Momo secoua négativement la tête.

- C'est absurde, je te l'ai déjà dit.

- TOUTE ton histoire.

La fille au kimono ramena une vivement mèche de cheveux sur son cou, cherchant à dissimuler l'évidence.

- Cette blessure... qui te l'a faite ? Et pourquoi ? Comment t'es tu retrouvée ici ? Pourquoi restes-tu dans ce jardin ?

Accoudée à la fenêtre de sa chambre, Kyoka n'en finissait pas avec ses questions, déterminée à tout savoir de l'histoire de sa princesse, depuis les mois où elles se connaissaient vraiment, maintenant. L'air de la nuit ne lui faisait pas peur : ce n'était pas quelques petits frissons qui allaient l'arrêter.

- Pourquoi tu ne veux rien me dire ? interrogea t-elle une nouvelle fois.

- Tu trouveras cela... absurde.

- Aussi absurde que de tomber amoureuse d'un fantôme habitant dans un pêcher ?

La noiraude ria légèrement, avant de venir poser ses mains froides sur celles de la musicienne.

- Oui, au moins aussi absurde que ça.

Le silence se fit un bref instant, jusqu'à ce que l'esprit ne reprenne la parole d'un air plus grave.

- Je... Je vivais il y a très très longtemps, dans une famille noble. C'était...

Elle s'interrompit quelques secondes, serrant inconsciemment sa prise contre les doigts de Kyoka, qui ne broncha pas, et préféra caresser du pouce le dos de sa main, l'encouragement muettement à continuer.

- C'était... plutôt une belle vie. J'allais me marier, comme c'était le cas à l'époque, et j'étais prête à honorer ma famille comme il se le devait, pour lui apporter honneur et prospérité. Seulement... les temps changent, et... il y a eu une révolution paysanne contre l'empire et les nobles de l'époque. Les paysans... Ils...

Elle souffla, baissant la tête, commençant à trembler, mais ce n'était pas à cause du froid.

- Ils étaient de... de vrais fous furieux... des bêtes sauvages, à peine humains ! Quand ils ont prit notre maison dans un assaut, le jour de mon mariage, ils ont mit le feu, tué tout le monde...
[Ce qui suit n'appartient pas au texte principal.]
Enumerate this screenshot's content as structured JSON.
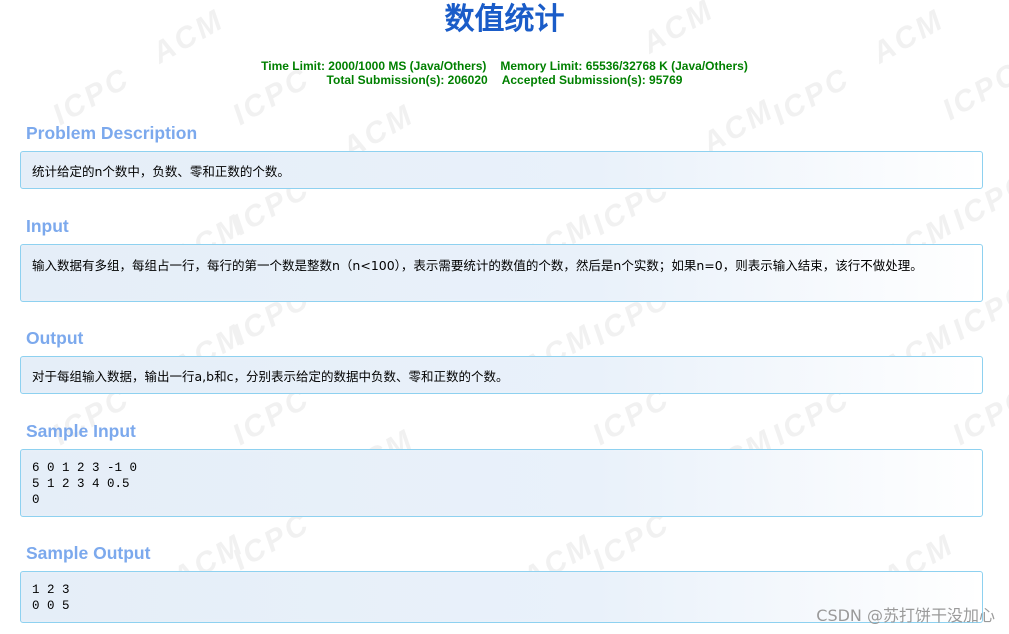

La noiraude secoua sa tête, comme si elle tentait de chasser certaines images de son esprit.

- J'ai réussie à m'échapper, loin, très loin... jusqu'au pêcher où j'aimais grimper pour observer le ciel, et quelques fois les étoiles, quand j'arrivais à sortir de ma chambre sans me faire attraper. Mais on m'a rattrapée, et...

Elle releva la tête, dévoilant des débuts de larmes aux coins de ses jolis yeux.
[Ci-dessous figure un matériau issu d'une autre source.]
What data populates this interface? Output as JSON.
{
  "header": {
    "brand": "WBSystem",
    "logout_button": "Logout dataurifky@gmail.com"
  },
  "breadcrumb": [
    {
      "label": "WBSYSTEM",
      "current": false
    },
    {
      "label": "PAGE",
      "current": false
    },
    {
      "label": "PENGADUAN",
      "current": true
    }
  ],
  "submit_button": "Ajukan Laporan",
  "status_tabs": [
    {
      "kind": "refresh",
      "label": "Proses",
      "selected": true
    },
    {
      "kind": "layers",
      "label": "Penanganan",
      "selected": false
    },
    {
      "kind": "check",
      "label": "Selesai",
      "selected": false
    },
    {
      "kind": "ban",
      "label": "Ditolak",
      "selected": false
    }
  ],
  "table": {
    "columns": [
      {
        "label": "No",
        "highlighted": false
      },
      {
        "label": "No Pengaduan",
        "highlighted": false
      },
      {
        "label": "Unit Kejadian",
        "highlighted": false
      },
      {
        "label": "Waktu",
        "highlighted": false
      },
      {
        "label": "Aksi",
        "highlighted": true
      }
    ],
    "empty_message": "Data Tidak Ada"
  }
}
-  Ils m'ont égorgée comme du bétail.

Kyoka stoppa tout mouvement, pétrifiée.

- Je n'ai pas pu accéder à l'Au-delà, parce que je n'ai reçut aucune bénédiction mortuaire, ni funérailles. J'ai hantée cette arbre jusqu'à ce qu'il pourrisse, et ne laisse dans son sillage qu'une pêche, réceptacle de mon esprit. Un voyageur affamé passait par là, a dévoré le fruit, mais à garder les pépins pour les planter dans son jardin...
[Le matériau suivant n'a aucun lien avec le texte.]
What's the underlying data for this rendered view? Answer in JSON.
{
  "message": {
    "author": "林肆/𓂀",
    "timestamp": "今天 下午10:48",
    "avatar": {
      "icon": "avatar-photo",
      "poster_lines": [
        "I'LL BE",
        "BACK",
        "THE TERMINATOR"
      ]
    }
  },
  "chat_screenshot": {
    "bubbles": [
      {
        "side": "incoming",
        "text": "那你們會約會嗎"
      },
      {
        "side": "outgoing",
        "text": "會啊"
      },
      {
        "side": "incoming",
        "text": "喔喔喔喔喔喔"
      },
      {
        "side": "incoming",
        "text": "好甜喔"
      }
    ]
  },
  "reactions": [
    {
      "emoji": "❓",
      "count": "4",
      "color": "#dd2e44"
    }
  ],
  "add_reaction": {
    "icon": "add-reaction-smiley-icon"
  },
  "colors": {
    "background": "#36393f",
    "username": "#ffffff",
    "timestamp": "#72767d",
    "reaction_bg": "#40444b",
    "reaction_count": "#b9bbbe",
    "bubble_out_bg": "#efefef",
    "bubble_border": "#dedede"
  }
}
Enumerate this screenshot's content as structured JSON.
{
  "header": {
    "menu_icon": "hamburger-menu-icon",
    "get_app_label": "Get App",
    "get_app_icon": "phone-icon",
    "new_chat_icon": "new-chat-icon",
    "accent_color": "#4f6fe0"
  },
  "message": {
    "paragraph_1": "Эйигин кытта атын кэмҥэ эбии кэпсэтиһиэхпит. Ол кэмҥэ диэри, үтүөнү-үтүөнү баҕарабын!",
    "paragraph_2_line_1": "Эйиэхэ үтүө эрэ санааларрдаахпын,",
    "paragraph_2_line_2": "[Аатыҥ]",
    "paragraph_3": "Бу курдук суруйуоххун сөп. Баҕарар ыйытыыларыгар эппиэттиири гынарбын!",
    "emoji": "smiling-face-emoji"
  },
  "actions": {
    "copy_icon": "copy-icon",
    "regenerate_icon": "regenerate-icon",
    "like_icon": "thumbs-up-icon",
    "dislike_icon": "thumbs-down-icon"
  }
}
Elle conclut, dans un souffle :

- Ça a duré des centaines d'années, avec des schémas différents... jusqu'à ce que j'arrive ici.

Un silence se fit entre les deux adolescentes, la musicienne n'arrivant toujours pas à y croire, et pourtant, ce n'était pas la seule chose incroyable qu'elle avait vu ou entendu.